Les parkings vides pour covoiturer

Les parkings des supermarchés sont souvent sous-utilisés en semaine. Certains serviront de zone d’échange de covoiturage. EdA

Des supermarchés vont mettre à disposition leurs parkings pour favoriser le covoiturage.

La capacité de stationnement sur les parkings des grandes surfaces est souvent surdimensionnée. Souvent, ils sont prévus pour accueillir une large clientèle qui se concentre sur les samedis ou lors des jours de soldes. Et en semaine? Ils sont sous-utilisés.

Le ministre Henry, en charge de la Mobilité, a mis en place un partenariat avec trois supermarchés afin de pouvoir mettre leurs parkings à disposition des adeptes du covoiturage. Trois partenaires privés ont libéré 143 places. Ces places seront renseignées par une signalétique spécifique. Les Decathlon de Alleur, Namur et Wavre mettront 26, 18 et 29 à disposition. Les centres commerciaux Equilis de Spy (20 places), Maisières (20) et le parking du Cora de Messancy (30) permettront d’agrandir l’offre. Dans les trois ans, le ministre souhaiterait mobiliser 1 500 places privées réparties sur 60 parkings. Dans la foulée, les administrations publiques devraient aussi être sensibilisées. Les sites seront choisis en fonction de la proximité des grands axes routiers, les zones où le parking sauvage est légion mais aussi à proximité des axes de transport en commun.

Aujourd’hui, 52 000 utilisateurs sont concernés par le covoiturage en Wallonie. Ce qui ne représente que 4% des travailleurs. Pourtant, les chiffres montrent qu’ils sont favorables à un partage de voitures: 57% des wallons se disent prêts à covoiturer.

Une étude a permis d’identifier les difficultés rencontrées. En mettant en place ce partenariat avec le privé, la Région a amorcé la réponse à un des trois freins: le manque de parkings pour faciliter la prise en charge des covoiturés. Les deux autres: l’appréhension de l’autre (avec qui va-t-on devoir papoter pendant une heure de route?) mais aussi le peu de flexibilité.
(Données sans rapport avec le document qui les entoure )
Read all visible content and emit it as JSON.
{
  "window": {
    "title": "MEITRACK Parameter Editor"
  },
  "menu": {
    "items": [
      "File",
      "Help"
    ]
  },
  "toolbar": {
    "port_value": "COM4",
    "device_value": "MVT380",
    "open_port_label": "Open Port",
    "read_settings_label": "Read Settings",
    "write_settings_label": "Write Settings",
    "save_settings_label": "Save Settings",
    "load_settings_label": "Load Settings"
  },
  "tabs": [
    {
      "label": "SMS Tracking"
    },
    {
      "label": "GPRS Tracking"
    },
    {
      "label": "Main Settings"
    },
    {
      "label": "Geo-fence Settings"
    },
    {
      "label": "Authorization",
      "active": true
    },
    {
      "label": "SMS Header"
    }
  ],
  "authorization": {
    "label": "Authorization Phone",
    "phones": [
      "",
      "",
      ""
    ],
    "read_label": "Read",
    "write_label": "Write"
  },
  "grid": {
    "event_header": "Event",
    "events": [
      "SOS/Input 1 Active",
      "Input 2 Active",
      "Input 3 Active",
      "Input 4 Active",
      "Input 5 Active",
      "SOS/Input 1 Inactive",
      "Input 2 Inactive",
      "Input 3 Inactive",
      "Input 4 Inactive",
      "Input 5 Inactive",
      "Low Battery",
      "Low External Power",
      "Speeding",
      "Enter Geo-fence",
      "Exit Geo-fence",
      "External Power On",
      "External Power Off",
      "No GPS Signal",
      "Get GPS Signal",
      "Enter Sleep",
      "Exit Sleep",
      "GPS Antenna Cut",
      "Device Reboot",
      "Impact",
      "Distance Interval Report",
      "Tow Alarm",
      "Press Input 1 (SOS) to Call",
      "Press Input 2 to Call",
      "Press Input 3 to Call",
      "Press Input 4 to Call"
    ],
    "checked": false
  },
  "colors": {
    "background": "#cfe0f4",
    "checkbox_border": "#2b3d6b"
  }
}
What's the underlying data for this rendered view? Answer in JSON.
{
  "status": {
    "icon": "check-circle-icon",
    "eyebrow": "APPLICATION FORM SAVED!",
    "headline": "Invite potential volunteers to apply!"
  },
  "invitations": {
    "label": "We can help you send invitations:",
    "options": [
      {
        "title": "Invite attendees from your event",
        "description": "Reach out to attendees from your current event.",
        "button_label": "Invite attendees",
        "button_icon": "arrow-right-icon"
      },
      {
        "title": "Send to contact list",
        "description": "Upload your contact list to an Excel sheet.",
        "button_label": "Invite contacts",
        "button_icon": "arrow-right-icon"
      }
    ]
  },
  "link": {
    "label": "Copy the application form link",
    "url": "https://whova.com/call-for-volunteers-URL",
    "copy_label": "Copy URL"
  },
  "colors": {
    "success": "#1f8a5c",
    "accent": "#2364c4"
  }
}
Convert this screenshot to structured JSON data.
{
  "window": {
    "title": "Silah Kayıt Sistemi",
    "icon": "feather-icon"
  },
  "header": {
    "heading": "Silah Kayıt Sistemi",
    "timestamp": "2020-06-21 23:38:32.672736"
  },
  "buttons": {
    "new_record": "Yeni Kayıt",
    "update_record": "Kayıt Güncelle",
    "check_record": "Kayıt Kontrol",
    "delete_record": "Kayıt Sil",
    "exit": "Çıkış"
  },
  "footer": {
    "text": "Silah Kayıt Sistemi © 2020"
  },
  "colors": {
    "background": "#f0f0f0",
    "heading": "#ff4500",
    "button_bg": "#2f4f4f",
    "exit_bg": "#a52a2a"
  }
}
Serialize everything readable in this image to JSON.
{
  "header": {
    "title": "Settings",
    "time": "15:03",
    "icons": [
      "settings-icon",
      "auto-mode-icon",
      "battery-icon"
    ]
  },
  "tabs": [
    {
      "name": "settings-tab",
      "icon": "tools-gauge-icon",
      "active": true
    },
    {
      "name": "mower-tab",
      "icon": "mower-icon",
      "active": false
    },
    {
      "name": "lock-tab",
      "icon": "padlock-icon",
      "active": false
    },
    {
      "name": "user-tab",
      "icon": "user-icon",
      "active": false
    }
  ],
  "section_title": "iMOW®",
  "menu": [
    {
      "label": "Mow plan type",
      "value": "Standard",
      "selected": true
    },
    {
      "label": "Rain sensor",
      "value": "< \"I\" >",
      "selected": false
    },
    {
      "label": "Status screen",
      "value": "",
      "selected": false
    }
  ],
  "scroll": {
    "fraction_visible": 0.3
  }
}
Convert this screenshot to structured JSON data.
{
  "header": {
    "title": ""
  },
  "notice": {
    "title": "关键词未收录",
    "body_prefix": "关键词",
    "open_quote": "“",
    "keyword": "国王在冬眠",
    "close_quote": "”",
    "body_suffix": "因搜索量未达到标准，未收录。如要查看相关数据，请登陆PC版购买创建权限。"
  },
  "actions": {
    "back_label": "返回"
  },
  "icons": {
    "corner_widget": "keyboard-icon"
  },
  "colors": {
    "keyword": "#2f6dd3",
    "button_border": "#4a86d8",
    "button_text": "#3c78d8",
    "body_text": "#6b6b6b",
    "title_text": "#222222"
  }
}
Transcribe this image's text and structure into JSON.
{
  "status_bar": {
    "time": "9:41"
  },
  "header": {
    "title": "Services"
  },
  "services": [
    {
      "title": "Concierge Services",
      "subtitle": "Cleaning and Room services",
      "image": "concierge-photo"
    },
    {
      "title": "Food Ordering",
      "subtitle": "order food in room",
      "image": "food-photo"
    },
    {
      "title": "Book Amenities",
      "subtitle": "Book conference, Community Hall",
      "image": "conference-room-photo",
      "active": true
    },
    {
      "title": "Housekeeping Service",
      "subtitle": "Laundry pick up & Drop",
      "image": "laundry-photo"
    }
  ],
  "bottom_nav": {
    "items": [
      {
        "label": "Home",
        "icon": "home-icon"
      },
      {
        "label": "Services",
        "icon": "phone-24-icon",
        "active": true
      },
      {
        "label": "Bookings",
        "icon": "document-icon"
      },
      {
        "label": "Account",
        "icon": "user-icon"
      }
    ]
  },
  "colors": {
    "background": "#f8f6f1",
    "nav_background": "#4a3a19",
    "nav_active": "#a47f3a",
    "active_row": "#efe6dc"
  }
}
Être seul dans sa bulle, cela permet de faire ses horaires sans se préoccuper du reste. Les contraintes d’horaire et de lieux de rendez-vous ne facilitent pas forcément la mise en place d’un covoiturage efficace. Pour y parvenir, un site internet et une application mobile vont voir le jour (NDLR: lire ci-contre).

L’opération n’aurait aucun impact financier pour les supermarchés. Ils pourraient même espérer quelques retombées puisque les usagers pourraient y faire leurs achats.